Analyzing databases

Notes on the Le Wagon Regular Expressions Provider Grouping exercise

Let’s say you have a user database with thousands of emails, and you want to analyze them according to their provider.

We can write a method which will group differnent emails by provider and also a method that will return emails of a certain provider.

MAIL_REGEX = /@(?<domain>[^\.]+)\./

def group_mails(emails)
  # TODO: group email by provider
  emails.select do |email|
    MAIL_REGEX.match(email)
  end
  emails.group_by do |email|
    MAIL_REGEX.match(email)[:domain]
  end
end
  1. To start we need to make a regex that will check to see if the email is valid. We have also specified a goup name of <domain>. This refers to the group inside the ().
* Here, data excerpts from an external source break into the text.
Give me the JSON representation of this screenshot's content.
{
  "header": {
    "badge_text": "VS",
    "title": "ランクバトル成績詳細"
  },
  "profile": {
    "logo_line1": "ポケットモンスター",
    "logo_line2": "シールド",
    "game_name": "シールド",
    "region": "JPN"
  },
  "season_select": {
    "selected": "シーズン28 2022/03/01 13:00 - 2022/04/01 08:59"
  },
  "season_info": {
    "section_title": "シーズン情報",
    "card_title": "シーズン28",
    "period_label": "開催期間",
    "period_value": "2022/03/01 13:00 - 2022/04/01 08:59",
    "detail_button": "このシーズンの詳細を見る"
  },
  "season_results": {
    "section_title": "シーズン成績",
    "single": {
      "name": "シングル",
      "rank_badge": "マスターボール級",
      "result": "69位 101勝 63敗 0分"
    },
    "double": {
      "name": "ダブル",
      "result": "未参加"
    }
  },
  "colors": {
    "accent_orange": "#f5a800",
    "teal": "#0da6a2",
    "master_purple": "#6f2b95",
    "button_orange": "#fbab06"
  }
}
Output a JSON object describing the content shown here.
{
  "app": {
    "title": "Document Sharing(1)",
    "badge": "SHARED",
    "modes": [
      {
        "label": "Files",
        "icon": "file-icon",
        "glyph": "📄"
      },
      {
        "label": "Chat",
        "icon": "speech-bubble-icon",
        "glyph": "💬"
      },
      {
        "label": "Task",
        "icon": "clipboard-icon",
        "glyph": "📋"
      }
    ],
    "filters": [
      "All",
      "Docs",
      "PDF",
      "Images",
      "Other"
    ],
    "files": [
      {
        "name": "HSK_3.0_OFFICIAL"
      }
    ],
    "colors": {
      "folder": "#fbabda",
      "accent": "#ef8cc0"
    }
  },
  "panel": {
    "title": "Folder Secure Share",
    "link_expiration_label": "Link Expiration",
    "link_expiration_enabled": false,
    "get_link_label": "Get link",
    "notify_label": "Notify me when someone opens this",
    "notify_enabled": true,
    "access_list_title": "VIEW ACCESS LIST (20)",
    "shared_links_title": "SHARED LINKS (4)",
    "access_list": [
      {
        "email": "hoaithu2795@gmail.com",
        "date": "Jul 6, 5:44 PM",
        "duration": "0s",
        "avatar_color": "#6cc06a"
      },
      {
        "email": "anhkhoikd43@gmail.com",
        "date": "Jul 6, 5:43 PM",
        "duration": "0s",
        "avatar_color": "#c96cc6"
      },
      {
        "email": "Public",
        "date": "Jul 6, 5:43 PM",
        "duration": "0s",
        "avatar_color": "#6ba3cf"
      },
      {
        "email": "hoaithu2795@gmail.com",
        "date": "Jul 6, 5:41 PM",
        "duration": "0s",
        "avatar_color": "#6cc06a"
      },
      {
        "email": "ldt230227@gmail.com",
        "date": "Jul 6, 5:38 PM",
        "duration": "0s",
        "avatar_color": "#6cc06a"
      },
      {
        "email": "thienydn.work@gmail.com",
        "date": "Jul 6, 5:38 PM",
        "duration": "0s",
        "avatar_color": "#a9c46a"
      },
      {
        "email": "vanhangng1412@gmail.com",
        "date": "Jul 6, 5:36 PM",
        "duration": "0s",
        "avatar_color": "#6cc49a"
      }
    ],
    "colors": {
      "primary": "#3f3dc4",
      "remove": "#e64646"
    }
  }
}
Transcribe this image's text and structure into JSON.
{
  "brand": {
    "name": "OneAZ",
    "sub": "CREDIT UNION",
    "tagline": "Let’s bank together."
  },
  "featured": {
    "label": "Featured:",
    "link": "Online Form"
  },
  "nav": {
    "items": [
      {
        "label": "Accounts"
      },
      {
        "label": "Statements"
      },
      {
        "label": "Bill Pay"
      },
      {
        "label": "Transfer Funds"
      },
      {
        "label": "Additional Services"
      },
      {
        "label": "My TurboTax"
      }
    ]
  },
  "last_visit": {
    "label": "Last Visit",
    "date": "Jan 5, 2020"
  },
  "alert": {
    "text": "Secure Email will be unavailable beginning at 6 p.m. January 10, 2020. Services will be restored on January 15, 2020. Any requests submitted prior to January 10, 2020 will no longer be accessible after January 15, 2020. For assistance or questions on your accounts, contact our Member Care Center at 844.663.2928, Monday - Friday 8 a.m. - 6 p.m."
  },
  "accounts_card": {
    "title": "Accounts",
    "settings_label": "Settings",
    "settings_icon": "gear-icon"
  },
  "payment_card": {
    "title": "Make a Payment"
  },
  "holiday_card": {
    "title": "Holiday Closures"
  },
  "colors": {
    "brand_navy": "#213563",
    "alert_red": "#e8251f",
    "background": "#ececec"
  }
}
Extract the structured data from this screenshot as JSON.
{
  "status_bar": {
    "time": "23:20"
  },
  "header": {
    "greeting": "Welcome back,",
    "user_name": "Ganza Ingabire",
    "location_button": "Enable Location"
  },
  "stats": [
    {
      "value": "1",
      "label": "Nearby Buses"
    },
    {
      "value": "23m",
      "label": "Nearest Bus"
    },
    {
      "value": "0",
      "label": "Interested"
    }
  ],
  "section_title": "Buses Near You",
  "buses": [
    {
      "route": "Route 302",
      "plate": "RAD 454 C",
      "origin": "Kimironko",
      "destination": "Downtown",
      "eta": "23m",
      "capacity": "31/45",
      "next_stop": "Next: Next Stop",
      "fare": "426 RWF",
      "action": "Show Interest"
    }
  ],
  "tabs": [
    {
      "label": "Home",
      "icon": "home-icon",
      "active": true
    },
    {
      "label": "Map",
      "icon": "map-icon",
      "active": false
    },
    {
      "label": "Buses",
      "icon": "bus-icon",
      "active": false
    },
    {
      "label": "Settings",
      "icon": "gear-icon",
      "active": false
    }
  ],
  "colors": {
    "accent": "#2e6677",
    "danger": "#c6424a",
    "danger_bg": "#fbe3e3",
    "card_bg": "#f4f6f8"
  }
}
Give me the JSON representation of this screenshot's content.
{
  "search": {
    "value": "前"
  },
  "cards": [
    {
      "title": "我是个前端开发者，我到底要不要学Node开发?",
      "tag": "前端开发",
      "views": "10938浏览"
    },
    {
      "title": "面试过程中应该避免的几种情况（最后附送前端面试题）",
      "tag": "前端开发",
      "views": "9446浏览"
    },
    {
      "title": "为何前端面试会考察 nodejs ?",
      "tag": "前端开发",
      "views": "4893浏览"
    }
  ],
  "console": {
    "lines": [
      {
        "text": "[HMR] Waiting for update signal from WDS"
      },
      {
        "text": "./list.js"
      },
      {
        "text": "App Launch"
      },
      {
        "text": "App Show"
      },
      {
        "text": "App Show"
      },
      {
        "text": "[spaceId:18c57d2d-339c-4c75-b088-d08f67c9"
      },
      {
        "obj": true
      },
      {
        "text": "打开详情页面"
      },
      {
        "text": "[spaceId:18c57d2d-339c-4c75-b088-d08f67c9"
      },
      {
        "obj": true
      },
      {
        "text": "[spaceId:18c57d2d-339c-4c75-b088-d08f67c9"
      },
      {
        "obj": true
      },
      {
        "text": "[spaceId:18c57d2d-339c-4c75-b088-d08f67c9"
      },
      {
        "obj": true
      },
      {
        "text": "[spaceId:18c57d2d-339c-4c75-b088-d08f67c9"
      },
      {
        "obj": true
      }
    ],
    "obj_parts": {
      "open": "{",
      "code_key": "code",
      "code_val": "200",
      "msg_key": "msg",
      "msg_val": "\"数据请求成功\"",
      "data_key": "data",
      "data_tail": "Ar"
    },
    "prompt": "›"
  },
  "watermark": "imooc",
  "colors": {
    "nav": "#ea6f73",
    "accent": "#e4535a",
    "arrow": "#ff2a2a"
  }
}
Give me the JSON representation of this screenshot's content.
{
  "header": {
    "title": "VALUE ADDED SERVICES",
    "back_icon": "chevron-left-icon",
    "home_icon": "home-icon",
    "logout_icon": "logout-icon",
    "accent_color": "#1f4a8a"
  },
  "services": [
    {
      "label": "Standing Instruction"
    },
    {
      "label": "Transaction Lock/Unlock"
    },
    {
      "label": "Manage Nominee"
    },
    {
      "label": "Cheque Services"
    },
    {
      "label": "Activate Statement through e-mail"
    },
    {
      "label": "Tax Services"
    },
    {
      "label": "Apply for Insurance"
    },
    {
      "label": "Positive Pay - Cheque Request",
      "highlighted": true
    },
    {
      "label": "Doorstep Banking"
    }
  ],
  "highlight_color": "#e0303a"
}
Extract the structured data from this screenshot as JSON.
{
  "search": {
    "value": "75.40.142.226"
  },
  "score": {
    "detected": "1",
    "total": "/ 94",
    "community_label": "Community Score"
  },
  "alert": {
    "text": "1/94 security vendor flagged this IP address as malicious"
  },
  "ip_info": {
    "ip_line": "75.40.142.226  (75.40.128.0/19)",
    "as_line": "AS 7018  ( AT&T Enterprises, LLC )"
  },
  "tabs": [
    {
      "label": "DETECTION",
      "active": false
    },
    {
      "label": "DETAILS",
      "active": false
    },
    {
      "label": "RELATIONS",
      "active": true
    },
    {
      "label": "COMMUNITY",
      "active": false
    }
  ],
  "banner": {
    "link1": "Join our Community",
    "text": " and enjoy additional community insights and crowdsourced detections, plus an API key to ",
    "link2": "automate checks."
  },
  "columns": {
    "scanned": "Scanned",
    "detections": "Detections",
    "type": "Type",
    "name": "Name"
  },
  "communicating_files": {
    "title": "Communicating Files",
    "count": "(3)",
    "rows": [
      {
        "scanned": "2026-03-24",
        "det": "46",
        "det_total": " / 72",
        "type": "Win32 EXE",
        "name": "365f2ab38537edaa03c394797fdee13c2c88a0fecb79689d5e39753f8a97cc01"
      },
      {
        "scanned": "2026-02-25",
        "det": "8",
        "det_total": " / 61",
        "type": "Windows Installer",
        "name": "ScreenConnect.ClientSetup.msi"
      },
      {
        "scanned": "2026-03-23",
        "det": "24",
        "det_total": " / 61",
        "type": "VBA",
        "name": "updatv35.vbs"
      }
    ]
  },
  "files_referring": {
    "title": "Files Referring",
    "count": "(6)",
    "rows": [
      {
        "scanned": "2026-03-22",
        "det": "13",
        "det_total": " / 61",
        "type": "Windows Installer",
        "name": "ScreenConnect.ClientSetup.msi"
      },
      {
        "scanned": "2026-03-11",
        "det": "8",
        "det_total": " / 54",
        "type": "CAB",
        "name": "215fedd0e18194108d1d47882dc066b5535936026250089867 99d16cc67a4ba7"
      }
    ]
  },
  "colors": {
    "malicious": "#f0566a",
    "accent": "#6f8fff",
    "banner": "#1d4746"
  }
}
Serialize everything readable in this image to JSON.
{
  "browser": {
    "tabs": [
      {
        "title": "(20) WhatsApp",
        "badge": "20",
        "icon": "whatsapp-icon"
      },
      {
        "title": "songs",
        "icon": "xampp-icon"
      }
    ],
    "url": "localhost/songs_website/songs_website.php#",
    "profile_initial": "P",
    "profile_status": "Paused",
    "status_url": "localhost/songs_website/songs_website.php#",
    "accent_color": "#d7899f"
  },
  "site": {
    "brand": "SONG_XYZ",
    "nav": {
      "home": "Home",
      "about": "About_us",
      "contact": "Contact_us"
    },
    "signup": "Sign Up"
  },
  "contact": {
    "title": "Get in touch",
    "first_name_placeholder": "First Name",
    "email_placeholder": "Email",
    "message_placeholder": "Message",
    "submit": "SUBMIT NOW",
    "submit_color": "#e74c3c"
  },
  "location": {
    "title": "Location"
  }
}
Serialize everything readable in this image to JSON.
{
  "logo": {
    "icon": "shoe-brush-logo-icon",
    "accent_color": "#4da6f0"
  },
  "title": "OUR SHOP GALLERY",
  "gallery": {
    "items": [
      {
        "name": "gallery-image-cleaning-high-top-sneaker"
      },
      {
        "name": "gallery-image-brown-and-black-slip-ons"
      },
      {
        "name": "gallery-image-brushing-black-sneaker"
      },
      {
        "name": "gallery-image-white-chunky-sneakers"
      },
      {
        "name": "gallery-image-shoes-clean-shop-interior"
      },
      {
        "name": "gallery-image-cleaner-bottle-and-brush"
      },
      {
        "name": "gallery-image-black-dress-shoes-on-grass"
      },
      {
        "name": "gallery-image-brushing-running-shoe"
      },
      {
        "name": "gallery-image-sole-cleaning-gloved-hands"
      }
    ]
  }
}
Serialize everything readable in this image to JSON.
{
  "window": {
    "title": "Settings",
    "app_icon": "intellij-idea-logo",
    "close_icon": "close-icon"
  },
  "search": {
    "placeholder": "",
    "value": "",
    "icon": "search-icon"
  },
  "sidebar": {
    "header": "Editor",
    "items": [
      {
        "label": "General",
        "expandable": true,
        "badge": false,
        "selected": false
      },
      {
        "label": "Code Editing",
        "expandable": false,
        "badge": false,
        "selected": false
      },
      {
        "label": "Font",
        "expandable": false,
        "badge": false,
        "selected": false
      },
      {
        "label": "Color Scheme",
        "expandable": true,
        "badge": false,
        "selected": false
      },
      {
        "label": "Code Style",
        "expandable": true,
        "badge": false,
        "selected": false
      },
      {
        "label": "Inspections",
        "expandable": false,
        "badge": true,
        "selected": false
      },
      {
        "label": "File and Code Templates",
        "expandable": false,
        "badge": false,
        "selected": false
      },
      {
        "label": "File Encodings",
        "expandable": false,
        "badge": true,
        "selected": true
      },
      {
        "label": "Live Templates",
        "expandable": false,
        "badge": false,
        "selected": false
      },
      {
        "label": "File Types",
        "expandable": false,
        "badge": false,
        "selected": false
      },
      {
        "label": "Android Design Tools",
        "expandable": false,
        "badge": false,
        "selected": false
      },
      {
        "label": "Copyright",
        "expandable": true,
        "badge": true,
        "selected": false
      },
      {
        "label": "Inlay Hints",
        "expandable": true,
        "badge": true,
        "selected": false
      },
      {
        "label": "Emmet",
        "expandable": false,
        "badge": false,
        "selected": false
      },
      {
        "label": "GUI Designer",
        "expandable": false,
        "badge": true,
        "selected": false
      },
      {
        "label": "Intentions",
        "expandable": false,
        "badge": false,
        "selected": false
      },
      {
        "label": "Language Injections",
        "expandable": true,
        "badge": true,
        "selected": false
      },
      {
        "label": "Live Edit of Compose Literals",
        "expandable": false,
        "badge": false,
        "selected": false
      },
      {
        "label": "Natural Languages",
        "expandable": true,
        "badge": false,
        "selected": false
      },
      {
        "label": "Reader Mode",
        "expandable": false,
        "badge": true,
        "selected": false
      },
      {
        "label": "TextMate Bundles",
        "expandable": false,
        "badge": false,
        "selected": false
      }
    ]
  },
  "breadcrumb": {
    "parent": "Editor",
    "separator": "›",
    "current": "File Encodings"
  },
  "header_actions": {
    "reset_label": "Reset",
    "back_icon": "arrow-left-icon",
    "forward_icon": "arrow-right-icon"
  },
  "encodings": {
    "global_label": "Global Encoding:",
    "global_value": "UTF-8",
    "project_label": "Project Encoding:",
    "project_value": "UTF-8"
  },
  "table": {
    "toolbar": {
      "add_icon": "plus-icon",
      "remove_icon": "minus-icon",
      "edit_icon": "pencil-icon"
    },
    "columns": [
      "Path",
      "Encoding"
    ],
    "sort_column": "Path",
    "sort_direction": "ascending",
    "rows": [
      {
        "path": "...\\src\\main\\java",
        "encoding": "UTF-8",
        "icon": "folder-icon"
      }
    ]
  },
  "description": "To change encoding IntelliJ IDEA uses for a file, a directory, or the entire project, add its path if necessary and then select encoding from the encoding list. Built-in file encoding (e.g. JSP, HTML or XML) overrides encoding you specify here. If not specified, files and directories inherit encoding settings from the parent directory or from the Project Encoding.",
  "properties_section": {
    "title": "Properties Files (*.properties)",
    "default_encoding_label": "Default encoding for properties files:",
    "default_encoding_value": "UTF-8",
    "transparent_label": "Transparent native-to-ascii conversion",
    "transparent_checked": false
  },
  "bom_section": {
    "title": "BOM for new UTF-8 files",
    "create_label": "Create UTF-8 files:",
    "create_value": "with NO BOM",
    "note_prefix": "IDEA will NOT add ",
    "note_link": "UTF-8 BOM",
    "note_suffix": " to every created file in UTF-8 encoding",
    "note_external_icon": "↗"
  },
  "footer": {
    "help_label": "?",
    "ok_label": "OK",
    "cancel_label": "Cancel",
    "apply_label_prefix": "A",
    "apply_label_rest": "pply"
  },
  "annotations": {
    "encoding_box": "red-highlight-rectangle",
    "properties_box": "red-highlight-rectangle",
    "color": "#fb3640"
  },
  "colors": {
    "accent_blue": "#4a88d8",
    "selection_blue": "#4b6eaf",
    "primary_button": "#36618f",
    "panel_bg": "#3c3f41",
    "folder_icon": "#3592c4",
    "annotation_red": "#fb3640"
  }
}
This will match any string with @ then any characters and a ..

  2. We define a method of group_mails which takes one parameter of emails.

  3. Now, we can iterate over the emails given to us as an argument using .select. This will return an array containing all the elements which match the criteria. In this case we call .match on MAIL_REGEX and pass it an argument of email This will check to see if email matches with the regex.

  4. We then perform a second iteration using .group_by. This will return a hash where the keys are the result from executing the block and the values are arrays of elements that correspond to each key. In other words the keys will be the domain names and the values are the array of elements which match the domain name.

def provider?(email, provider)
  # TODO: return true if email is of given provider
  match = MAIL_REGEX.match(email)
  if match[:domain] == provider
    return true
  else
    return false
  end
end

To return true if an email is of a given provider, we can define a new method of provider? and this willtake two arguments; an email and a provider

  1. Firstly, we assign the result of calling .match on the MAIL_REGEX to the variable match.

  2. We can then say if its true that the domain part of the regex matches the provider then return true. However, if not then it returns false.